Décryptons les nouvelles pratiques du mastering hors du studio avec Nadine Schutz, architecte du son et actuellement compositrice invitée en recherche à l'Ircam

Pouvez-vous illustrer les circonstances qui vous poussent à utiliser d’autres supports ou quitter le studio pour mixer/faire du mastering dans des conditions spécifiques où votre musique/vos sons seront écoutés ?

Je me présente comme une architecte du son, ou comme interprète environnementale. Mes créations se dimensionnent et se matérialisent toutes en fonction de lieux spécifiques sur lesquels j’interviens. J’en étudie les qualités acoustiques et les constellations sonores, que j’intègre, transforme, recompose. L’œuvre qui en résulte peut prendre des formes très différentes  : installations, scénographies, atmosphères et spatialités acoustiques, instruments environnementaux ou objets sonores sculpturaux.

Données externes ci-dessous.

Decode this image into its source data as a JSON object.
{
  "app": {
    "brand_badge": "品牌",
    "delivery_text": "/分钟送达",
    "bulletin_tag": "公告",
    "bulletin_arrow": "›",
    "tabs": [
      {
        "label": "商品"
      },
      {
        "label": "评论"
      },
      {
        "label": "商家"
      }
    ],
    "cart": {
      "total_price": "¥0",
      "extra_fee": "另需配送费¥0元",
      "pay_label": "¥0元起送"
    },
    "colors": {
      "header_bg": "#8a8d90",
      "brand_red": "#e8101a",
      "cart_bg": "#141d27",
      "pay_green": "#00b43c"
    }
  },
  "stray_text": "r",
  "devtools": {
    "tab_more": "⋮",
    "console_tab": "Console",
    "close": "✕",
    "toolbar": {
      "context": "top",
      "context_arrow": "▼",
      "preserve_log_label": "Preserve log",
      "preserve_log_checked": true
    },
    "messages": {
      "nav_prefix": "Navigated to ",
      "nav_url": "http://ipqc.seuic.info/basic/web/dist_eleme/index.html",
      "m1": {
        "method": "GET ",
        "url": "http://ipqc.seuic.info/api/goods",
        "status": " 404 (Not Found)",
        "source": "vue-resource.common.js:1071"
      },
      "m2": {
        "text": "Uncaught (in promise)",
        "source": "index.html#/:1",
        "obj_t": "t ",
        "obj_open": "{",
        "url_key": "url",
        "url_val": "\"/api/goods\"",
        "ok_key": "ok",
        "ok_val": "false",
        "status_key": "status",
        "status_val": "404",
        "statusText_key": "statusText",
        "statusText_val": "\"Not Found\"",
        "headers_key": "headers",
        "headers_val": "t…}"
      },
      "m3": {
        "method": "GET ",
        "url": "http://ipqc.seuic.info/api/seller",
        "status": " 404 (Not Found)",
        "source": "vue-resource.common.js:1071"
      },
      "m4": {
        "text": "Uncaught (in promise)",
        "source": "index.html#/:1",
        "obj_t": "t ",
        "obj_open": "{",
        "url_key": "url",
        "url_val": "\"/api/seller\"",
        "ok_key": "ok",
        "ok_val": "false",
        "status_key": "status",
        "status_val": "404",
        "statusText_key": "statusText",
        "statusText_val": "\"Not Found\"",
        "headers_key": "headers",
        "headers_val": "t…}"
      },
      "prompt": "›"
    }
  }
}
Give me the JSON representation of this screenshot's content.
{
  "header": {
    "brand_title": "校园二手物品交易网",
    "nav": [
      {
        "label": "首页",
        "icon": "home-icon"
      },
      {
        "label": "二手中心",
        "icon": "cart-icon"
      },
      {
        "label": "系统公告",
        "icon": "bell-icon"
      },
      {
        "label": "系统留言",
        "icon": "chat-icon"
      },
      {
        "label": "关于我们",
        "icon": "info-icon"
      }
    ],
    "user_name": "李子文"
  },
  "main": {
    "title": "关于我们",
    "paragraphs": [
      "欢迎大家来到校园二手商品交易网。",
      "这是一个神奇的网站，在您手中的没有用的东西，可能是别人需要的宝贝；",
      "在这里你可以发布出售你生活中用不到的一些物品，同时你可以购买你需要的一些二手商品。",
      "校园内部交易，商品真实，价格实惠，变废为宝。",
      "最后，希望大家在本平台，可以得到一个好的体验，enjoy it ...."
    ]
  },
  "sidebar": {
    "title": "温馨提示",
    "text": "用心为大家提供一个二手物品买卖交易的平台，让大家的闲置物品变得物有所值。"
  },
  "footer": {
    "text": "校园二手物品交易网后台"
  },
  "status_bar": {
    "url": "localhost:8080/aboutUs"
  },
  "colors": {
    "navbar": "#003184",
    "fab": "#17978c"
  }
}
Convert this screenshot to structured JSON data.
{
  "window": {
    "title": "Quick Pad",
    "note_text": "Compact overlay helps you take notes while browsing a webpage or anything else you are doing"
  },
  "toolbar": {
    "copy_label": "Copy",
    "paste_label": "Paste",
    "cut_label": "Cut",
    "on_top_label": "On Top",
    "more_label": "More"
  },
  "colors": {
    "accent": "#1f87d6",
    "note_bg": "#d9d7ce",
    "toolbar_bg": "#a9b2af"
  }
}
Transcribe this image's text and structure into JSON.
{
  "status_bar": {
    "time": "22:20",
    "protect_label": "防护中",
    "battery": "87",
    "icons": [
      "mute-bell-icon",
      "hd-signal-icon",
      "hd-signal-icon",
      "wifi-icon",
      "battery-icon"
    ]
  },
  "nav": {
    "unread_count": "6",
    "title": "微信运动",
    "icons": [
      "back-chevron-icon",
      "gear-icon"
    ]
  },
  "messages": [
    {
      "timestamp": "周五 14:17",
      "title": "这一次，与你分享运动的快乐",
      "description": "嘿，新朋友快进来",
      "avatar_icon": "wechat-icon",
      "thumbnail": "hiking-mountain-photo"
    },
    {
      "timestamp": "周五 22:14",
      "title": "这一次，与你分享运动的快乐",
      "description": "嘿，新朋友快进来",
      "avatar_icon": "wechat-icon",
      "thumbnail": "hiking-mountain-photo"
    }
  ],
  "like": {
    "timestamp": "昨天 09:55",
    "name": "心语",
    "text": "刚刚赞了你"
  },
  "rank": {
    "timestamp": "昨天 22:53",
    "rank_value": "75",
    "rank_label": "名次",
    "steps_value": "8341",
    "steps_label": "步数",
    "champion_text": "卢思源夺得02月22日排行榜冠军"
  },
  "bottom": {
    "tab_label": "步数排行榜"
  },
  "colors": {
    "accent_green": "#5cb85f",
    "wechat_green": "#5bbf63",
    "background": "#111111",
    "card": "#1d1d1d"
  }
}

J’interroge le rôle du son dans la relation entre des personnes et leur environnement. Je m’intéresse beaucoup aux mouvements et changements, aux temporalités, à la vie et aux mémoires, aux aspects ambiants dynamiques, axes que je considère comme porteurs de relation inhérente et intime entre paysage, espace et son. En ce sens, ce que je fais pourrait être considéré comme un art environnemental, et, par conséquent, mes créations sonores ne trouvent leur accomplissement que dans leur environnement de destination.

Les échelles sur lesquelles j’opère sont très différentes, de la scénographie intérieure temporaire aux interventions pérennes «  en plein air  », de l’espace public aux aménagements urbains complexes, en passant par des installations d’exposition indépendante ou des jardins sonore. Les projets urbains guident mon approche de la composition, car je suis architecte et paysagiste de formation. Concevoir, composer dans un environnement urbain ou paysager implique quasiment de travailler avec un site donné, sa structure physique, ses conditions sociales, ses usages et usagers. C’est plus récemment, et notamment à l’occasion de ma résidence à l’Ircam, que j’ai redécouvert le plaisir de composer dans un espace virtuel ou abstrait.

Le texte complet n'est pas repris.